The Hostel, nevertheless, is there. It overlooks the river and the river-fiats, and is a spread-out stone house among vast ex-lawns with curving swathes scythed in them, and tangled herbaceous borders, and beds of degenerating sown flowers. A latticed octagonal summer-house is being unpicked by and, at the same time, sustained in a swaddling of bougainvillea near a waterless fountain overflowing with periwinkle. Half-drunk with charity, carrying my offering as horizontally as the Host, scrubbed and polished and starchily crackling as a good boy, I walk up the wide terracotta-tiled path. I skirt the oval bed overrun with cannas and docks and bindweed in front of the ascent of slate steps. At the door, I pull the white china knob. Far-off, behind baize-covered doors, a bell tinkles. It is still vibrating when Miss Rodda appears from out of the slippery, Turkey-carpet-patterned linoleum, and recognizes with a flattering flutter, as though greeting St. John himself, the dear, good, clean, clever, well-mannered, bread-and butter-faced child who can say Corinthians 13, without taking a breath, at St. John’s Church of England Sunday School. The delicate crane’s-bill scissors, the keys, the silver propelling pencil and the corkscrew hanging on a chained ring from her belt rattle in a religious way as she invites me in. Dear-kind-thoughtful-good-little-boying me, she takes me into the front room. Before settling down to counting the money packed in the tobacco-tin, and writing a receipt at a roll-top desk in one corner, she makes me sit in a heavily breathing and gently wheezing leather arm-chair which contains a suede cushion, its wide hem cut into fringes, and on which is stencilled a squat peacock with a perfectly circular tail and that slight squint, sinister and lunatic, that the toys made by Girl Guides and Country Women’s Association members seem always to have.

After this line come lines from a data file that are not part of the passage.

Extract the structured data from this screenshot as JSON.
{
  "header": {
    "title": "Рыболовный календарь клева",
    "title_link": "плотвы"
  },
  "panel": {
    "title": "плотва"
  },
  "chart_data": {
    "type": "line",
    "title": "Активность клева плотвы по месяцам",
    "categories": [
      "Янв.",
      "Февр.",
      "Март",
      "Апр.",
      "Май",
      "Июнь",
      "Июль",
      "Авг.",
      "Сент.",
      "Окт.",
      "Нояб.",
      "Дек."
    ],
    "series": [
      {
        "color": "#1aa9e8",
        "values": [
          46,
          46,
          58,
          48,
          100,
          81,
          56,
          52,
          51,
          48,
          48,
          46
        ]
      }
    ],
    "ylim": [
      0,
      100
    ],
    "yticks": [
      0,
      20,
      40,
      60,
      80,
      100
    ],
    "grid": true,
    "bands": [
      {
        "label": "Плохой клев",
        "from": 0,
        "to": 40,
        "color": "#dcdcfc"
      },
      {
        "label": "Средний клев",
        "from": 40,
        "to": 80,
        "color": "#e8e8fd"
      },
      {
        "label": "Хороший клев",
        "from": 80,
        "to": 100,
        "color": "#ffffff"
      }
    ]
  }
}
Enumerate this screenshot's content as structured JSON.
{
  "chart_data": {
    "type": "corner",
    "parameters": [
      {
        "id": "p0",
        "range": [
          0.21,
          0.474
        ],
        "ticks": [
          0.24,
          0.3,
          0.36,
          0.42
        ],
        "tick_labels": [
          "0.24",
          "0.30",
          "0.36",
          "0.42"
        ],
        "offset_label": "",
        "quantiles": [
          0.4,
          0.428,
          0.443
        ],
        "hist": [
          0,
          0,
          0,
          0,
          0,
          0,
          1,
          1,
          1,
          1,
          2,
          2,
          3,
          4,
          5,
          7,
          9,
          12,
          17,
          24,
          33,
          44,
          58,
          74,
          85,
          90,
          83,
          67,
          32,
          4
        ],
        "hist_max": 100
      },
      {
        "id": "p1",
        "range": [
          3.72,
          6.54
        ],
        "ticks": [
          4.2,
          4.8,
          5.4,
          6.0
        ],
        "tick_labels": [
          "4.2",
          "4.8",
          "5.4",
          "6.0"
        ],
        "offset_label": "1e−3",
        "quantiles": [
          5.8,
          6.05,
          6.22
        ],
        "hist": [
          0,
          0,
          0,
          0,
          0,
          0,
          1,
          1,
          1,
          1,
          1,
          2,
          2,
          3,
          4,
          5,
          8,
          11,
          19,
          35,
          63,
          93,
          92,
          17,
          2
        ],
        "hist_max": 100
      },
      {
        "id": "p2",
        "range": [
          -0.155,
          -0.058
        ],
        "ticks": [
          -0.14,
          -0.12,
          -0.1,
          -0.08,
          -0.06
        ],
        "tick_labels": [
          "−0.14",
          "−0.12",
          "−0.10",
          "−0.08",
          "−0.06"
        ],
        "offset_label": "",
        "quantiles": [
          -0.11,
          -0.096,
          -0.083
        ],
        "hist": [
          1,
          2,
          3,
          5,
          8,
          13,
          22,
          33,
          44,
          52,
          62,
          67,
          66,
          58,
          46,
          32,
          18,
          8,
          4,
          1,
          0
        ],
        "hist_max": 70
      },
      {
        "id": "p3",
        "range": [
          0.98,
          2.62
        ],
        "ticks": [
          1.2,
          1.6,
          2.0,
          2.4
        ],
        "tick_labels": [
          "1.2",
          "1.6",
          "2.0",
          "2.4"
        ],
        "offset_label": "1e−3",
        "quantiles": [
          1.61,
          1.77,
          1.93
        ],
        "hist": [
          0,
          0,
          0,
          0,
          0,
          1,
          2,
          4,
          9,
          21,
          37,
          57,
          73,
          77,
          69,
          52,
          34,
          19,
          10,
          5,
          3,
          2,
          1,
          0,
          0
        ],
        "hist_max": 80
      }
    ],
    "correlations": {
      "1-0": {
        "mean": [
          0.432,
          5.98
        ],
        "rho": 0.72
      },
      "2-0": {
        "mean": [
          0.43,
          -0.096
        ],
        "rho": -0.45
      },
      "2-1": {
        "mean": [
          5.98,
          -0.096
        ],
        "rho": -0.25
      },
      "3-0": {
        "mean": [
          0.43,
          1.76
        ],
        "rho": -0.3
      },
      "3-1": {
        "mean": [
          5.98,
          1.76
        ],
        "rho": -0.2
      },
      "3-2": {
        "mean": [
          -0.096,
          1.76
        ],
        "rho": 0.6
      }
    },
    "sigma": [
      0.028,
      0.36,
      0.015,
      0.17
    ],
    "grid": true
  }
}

From out of a shallow bowl of Benares brass she selects a stale apple a little less bruised and speckled than the other apples.
Holding it—Portrait of Country Boy with Apple—and my Panama hat which is attached to the front of me by a cord clippea on to my blouse, I stare at the marble chimney-piece which I am to wet with tears of agony eight years later.
When the mother of Briar Rosebud, the giggling Queen with the freckled arms, the produce-merchant’s daughter, descends from the dray to walk out of the orchard to suicide, I descend in sword, sash and feathers to begin my walk towards the room in which my mother is to die. The room in which I sit, trying not to move so that the leather will not wheeze, and holding the imperfect apple I am never to eat, and not listening to the Deaconess’s bright platitudes, is the room in which I am to stand listening and listening to Mother’s ill-chosen dying words.
I return home with the receipt, and a cutting of woodbine the Deaconess gives me for Mother who is, once again and for the eighth last time, sterilizing sixpences and threepences, a thimble, a silver ring, and the tiny china babies with black polls that are all to go in the Christmas Pudding. Neither she nor I knows that I have just come from the last room she is to enter in the physical world. I do not know that by next Christmas I shall believe in Santa Claus no longer, in people far less, and shall have in myself as m
uch more faith as I have lost in others.
Mother does not know that I have much innocence to acquire for she, as a victim of her motherhood, has forgotten what she knew as a child, and considers me innocent.
Intelligence is never innocent.
I know that, soon, oh, soon, in five weeks, four weeks, three, two, one, in no time at all, I shall be the youngest boy in Bairnsdale High School.
In 1922 Bairnsdale has five schools which are disposed throughout the town so as to form, accidentally, the plan of a cross, one school at each extreme, one at the intersection of the arms of the cross. Three of the five schools are in Main Street.